The key, explained Martin Daum, member of Daimler Board of Management for trucks and buses, is for the corporate giant to harness the global expertise and scale of its established businesses—from engineering to production to sales to maintenance—while also encouraging “startup thinking” focused on lean and speedy product development.

“Whenever we collaborate on a global scale, we are unbeatable,” Daum said.

But he also emphasized that advancements will continue to be “evolutionary, not revolutionary” in order to provide compelling but cost-effective products.

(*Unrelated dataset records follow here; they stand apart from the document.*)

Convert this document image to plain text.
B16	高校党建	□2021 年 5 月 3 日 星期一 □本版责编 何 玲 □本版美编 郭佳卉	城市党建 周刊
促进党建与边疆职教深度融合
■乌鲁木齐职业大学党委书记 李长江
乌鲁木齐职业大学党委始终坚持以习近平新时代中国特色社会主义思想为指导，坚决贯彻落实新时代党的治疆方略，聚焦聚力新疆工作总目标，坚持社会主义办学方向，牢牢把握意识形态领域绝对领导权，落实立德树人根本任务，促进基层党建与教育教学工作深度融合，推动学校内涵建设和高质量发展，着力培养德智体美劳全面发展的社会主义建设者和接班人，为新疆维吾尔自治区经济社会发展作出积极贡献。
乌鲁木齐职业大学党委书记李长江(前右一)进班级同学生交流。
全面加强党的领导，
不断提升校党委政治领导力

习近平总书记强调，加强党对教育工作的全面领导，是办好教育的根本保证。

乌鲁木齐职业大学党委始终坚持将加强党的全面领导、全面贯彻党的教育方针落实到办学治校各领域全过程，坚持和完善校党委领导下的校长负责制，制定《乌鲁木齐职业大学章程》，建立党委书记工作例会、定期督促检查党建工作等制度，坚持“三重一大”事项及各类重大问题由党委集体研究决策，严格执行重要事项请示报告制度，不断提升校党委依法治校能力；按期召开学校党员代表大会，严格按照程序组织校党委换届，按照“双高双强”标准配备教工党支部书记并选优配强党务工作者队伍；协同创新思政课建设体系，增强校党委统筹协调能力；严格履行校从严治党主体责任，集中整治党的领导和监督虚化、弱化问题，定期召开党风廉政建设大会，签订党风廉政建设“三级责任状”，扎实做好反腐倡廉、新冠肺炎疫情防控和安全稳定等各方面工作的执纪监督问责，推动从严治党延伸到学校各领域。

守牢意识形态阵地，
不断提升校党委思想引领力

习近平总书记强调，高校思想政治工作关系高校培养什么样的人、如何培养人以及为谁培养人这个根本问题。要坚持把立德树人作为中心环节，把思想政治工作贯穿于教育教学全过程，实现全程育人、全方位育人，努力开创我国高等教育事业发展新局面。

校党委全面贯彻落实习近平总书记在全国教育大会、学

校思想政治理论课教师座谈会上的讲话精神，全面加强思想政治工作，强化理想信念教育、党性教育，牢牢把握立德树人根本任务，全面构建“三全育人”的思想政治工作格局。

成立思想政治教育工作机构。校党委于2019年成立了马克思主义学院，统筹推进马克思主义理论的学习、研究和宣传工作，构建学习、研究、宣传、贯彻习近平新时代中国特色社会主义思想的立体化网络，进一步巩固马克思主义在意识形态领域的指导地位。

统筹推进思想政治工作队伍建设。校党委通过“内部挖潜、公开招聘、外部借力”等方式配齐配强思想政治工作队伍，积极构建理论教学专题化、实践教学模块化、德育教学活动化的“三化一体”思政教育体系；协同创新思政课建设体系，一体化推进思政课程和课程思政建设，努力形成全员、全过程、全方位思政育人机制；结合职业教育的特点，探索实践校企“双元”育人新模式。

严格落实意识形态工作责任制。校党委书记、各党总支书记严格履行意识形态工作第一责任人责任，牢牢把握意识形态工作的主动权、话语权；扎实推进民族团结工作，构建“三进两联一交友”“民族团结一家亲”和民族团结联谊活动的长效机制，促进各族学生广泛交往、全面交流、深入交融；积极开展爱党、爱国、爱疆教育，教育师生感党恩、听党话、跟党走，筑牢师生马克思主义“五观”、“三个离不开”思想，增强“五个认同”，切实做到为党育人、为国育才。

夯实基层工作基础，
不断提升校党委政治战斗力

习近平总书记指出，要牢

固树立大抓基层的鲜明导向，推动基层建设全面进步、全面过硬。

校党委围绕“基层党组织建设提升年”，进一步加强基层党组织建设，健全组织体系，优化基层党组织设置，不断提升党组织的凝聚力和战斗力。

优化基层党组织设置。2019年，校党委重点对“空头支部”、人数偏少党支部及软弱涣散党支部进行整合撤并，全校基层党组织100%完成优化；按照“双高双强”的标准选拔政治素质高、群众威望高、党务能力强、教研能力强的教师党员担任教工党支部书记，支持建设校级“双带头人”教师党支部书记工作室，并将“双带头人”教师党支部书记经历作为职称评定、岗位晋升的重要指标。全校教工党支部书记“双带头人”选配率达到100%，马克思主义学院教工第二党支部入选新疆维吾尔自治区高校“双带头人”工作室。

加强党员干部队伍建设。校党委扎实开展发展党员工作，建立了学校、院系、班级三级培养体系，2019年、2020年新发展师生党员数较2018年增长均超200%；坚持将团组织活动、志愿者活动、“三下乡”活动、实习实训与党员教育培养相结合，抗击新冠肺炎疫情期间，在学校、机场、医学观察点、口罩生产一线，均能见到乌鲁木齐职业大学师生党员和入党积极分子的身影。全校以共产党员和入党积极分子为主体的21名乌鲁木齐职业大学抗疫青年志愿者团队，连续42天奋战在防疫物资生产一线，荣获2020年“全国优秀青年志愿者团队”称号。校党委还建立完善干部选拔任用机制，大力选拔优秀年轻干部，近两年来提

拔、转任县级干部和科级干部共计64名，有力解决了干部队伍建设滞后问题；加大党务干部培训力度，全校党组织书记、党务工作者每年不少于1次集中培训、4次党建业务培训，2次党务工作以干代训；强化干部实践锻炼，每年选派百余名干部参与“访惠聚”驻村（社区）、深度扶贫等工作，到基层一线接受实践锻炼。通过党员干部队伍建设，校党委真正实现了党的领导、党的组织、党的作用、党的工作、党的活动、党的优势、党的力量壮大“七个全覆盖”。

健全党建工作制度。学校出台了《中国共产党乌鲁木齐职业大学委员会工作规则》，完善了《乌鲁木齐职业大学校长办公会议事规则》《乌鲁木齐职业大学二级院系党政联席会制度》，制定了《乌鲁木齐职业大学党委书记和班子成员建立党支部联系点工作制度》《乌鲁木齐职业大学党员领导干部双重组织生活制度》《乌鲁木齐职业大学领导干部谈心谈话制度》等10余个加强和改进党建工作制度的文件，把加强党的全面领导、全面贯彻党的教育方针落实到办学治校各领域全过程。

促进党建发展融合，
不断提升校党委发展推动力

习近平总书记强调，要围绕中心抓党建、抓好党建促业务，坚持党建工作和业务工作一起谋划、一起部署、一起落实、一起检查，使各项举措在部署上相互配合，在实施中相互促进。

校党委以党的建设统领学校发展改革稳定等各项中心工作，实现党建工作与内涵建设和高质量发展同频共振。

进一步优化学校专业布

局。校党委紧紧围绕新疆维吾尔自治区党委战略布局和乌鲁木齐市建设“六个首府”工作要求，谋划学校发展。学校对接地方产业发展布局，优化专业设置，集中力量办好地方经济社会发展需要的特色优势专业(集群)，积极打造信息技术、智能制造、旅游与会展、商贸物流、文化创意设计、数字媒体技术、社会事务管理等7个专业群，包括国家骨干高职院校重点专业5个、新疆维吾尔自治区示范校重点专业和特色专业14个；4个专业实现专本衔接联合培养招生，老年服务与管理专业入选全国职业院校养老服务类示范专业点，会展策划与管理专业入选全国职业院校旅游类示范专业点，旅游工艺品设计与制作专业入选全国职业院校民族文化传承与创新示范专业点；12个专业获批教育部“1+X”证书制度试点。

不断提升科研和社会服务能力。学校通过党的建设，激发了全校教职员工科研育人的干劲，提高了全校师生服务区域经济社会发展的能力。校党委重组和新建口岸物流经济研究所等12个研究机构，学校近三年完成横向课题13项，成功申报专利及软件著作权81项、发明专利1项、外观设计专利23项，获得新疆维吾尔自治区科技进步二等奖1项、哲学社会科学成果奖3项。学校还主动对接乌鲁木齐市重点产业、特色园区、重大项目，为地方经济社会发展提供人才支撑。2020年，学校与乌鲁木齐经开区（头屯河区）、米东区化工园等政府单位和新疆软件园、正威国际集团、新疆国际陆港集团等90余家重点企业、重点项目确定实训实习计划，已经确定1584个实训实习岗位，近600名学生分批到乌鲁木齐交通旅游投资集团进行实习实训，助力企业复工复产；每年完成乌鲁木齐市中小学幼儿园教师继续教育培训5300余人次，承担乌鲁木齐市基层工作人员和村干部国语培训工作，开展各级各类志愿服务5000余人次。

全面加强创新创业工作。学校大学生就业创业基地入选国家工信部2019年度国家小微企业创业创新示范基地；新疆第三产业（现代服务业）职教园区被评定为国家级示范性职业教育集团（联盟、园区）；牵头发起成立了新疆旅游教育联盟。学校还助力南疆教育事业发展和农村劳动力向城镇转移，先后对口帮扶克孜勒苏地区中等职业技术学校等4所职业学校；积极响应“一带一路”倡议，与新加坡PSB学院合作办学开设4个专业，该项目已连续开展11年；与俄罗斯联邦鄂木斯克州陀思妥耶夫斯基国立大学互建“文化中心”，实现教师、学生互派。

In terms of autonomous vehicle technology, that means only offering vehicles that are 100% safe, explained Dr. Peter Vaughan Schmidt, Head of Strategy at Daimler Trucks. And while the company already produces and sells the safety systems that are the building blocks of autonomy (and combined them successfully in the Freightliner Inspiration Truck three years ago), taking the next step and delivering a viable, production vehicle is a substantial challenge.

“There’s no cutting corners—building a real, autonomous truck as a product is really complicated,” said Vaughan Schmidt. “To be better than a human means the ability to handle all situations, including the unknown. That’s the difficult part. The first 99% are easy.”

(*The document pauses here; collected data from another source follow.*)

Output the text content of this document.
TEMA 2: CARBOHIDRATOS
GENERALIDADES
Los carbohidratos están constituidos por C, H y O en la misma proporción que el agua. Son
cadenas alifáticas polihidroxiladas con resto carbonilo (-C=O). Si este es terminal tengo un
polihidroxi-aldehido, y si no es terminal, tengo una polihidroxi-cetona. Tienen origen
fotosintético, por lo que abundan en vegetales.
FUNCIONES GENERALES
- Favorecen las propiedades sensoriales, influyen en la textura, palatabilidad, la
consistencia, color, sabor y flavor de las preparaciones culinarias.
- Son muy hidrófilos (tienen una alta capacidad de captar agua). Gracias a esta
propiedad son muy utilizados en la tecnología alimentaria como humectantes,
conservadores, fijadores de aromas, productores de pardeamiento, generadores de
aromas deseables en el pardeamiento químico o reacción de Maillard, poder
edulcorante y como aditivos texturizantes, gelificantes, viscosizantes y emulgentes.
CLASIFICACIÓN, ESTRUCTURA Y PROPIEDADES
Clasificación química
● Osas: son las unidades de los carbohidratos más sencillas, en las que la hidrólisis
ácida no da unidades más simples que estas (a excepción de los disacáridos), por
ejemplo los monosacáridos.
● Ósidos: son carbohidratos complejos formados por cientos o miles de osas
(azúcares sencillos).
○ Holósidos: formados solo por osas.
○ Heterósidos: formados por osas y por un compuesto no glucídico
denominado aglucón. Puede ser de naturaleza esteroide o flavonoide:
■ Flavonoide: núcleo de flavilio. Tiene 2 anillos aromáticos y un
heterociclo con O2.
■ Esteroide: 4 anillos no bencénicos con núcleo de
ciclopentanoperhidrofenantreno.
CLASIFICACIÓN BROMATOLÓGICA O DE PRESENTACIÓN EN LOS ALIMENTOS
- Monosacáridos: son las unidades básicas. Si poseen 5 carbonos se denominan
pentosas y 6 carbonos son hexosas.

Still, Level 4 autonomy is appealing to customers for the technology’s promise to reduce human errors, make equipment more productive and increase productivity, and to provide relief for drivers.

Getting to know the unknown will be a deliberate process of refining the hardware and software through the collection and analysis of data. In terms of “when and where,” Vaughan Schmidt explained that urban areas and country backgrounds are not the target. Highways, however, represent a “much more controlled environment” that is more predictable. He’s quick to note that adding the various components of autonomy to a truck—cameras, sensors, vehicle controls—and safely running limited tests “somewhere in the desert” has nothing to do with real automated driving.

So real-world testing—and eventual product availability—will be done in phases, as the autonomous vehicles develop mastery of the highways one segment at a time, added Derek Rotz, DTNA director of advanced engineering.

“The nature of an early-level research program is that there are a lot of unknowns,” Rotz said. “Validating on that level will be significantly different than what we’re doing today. What you’ll see is a very slow, incremental rollout.”

For example, a test segment might be along the Interstate between Las Vegas and Salt Lake City, entailing detailed mapping of the segment then testing in various conditions. With the technology validated for that segment, the testing would move to another.

“There will be portions of routes that can be highly automated, depending on the scenarios. The key is to make sure you’ve tested against all of the possible combinations to eliminate what you don’t know,” said Kary Schaefer, general manager, Product Marketing and Strategy for DTNA. Similarly, she anticipates some “geo-fencing” will initially will limit operations.

Significantly, Daimler Trucks “will not be pressured” by unrealistic market expectations driven by the hype coming from potential competitors.

“We’re going to do our testing and validation with a focus on safety like we always do,” Schaefer said.

To that end, Daimler Trucks has created an Automated Truck Research and Development Center in Portland, Ore. The facility will be located at DTNA headquarters, where DTNA already has a significant research and development presence, including a full-scale heavy-duty truck wind tunnel on Swan Island and the High Desert Proving Grounds nearby in Madras, Ore.

The center will be dedicated to further developing automated driving technology and understanding its impact on society and benefits for customers. Engineers there will draw on research and development resources from Daimler Trucks locations in Stuttgart, Germany and Bangalore, India to form a global network of hundreds of engineers devoted to the topic of automated driving, leveraging the experience and knowledge from previous research performed across Daimler’s vehicle divisions, including passenger cars. The three locations will work very closely together, while R&D activities on automated trucks in Germany will also be expanded to expedite and deepen the company’s efforts in this field.

The new facility is part of the company’s plans to invest $3 billion in total research and development activities in 2018 and 2019 with $600 million of that earmarked for e-mobility, connectivity and automated commercial vehicle technology.